The Common Core in action

The Common Core in action June 22, 2015

The Common Core requires that at least half of what elementary and middle school students read be non-fiction.  By 12th grade, that goes up to 70%.  And the non-fiction being read is not that of the great minds of our heritage but online posts, government documents, and United Nations proclamations.

The New York Times has an article on what the Common Core is doing to English classes.  Notice how educators are taking the opportunity to politically indoctrinate their pupils.  Notice how the approach forces what classic literature that is still read into a contemporary grid.  Notice how the whole enterprise is not raising standards, as the Core claims to do, but is rather dumbing down the curriculum.
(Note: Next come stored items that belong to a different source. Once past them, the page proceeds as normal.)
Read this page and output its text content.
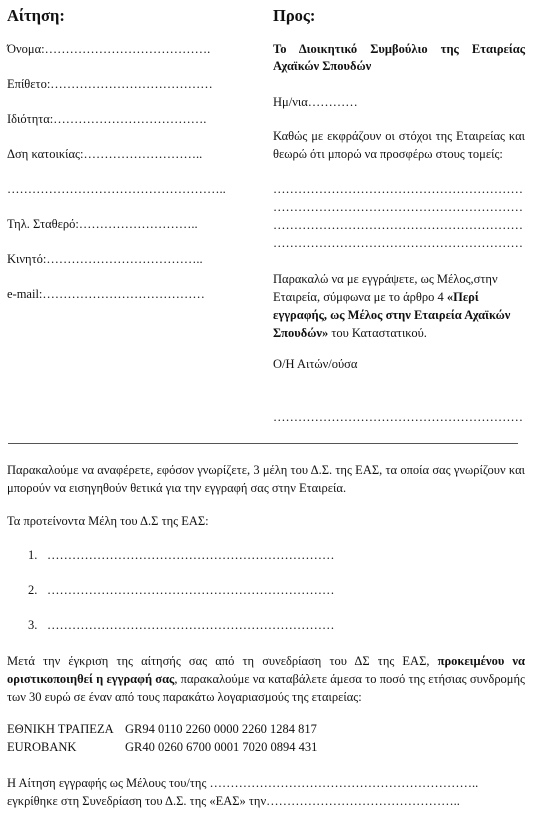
Αίτηση:
Όνομα:………………………………….
Επίθετο:…………………………………
Ιδιότητα:……………………………….
Δση κατοικίας:………………………..
……………………………………………..
Τηλ. Σταθερό:………………………..
Κινητό:………………………………..
e-mail:…………………………………
Προς:
Το Διοικητικό Συμβούλιο της Εταιρείας Αχαϊκών Σπουδών
Ημ/νια…………
Καθώς με εκφράζουν οι στόχοι της Εταιρείας και θεωρώ ότι μπορώ να προσφέρω στους τομείς:
……………………………………………………
……………………………………………………
……………………………………………………
……………………………………………………
Παρακαλώ να με εγγράψετε, ως Μέλος,στην Εταιρεία, σύμφωνα με το άρθρο 4 «Περί εγγραφής, ως Μέλος στην Εταιρεία Αχαϊκών Σπουδών» του Καταστατικού.
Ο/Η Αιτών/ούσα
……………………………………………………
Παρακαλούμε να αναφέρετε, εφόσον γνωρίζετε, 3 μέλη του Δ.Σ. της ΕΑΣ, τα οποία σας γνωρίζουν και μπορούν να εισηγηθούν θετικά για την εγγραφή σας στην Εταιρεία.
Τα προτείνοντα Μέλη του Δ.Σ της ΕΑΣ:
1. ……………………………………………………………
2. ……………………………………………………………
3. ……………………………………………………………
Μετά την έγκριση της αίτησής σας από τη συνεδρίαση του ΔΣ της ΕΑΣ, προκειμένου να οριστικοποιηθεί η εγγραφή σας, παρακαλούμε να καταβάλετε άμεσα το ποσό της ετήσιας συνδρομής των 30 ευρώ σε έναν από τους παρακάτω λογαριασμούς της εταιρείας:
ΕΘΝΙΚΗ ΤΡΑΠΕΖΑ GR94 0110 2260 0000 2260 1284 817
EUROBANK	GR40 0260 6700 0001 7020 0894 431
Η Αίτηση εγγραφής ως Μέλους του/της ………………………………………………………..
εγκρίθηκε στη Συνεδρίαση του Δ.Σ. της «ΕΑΣ» την………………………………………..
From English Class in Common Core Era: ‘Tom Sawyer’ and Court Opinions – The New York Times:

In Harrison, N.Y., 10th graders read articles about bipolar disorder and the adolescent brain to help them analyze Holden Caulfield. In Springdale, Ark., ninth graders studying excerpts from “The Odyssey” also read sections of the G.I. Bill of Rights, and a congressional resolution on its 60th anniversary, to connect the story of Odysseus to the challenges of modern-day veterans. After eighth graders in Naples, Fla., read how Tom Sawyer duped other boys into whitewashing a fence for him, they follow it with an op-ed article on teenage unemployment.

The Common Core standards, which have been adopted by more than 40 states, mandated many changes to traditional teaching, but one of the most basic was a call for students to read more nonfiction. The rationale is that most of what students will be expected to read in college and at work will be informational, rather than literary, and that American students have not been well prepared to read those texts.

At first, many English teachers and other defenders of literature feared that schools would respond by cutting the classics. That has happened, to some extent. But most districts have managed to preserve much of the classroom canon while adding news articles, textbook passages, documentaries, maps and other material that students read or watch alongside the literature, sometimes in strained pairings.

“Unfortunately there has been some elimination of some literature,” said Kimberly Skillen, the district administrator for secondary curriculum and instruction in Deer Park, N.Y. But she added: “We look at teaching literature as teaching particular concepts and skills. So we maybe aren’t teaching an entire novel, but we’re ensuring that we’re teaching the concepts that that novel would have gotten across.”

The new standards stipulate that in elementary and middle school, at least half of what students read during the day should be nonfiction, and by 12th grade, the share should be 70 percent.

[Keep reading. . .]

But don’t young people need to learn how to read non-fiction?  Of course.

In a classical curriculum, students are reading lots of non-fiction because all of their courses involve reading not just textbooks but primary sources.  That means they would be reading the writings of scientists, historical figures, and thinkers in all fields.

Also, a classical curriculum would have students read non-fiction writers of excellence–Plato, Augustine, Pascal, Montaigne, Dryden, Chesterton, C. S. Lewis–rather than reading bureaucrats, politicians, and modern journalists.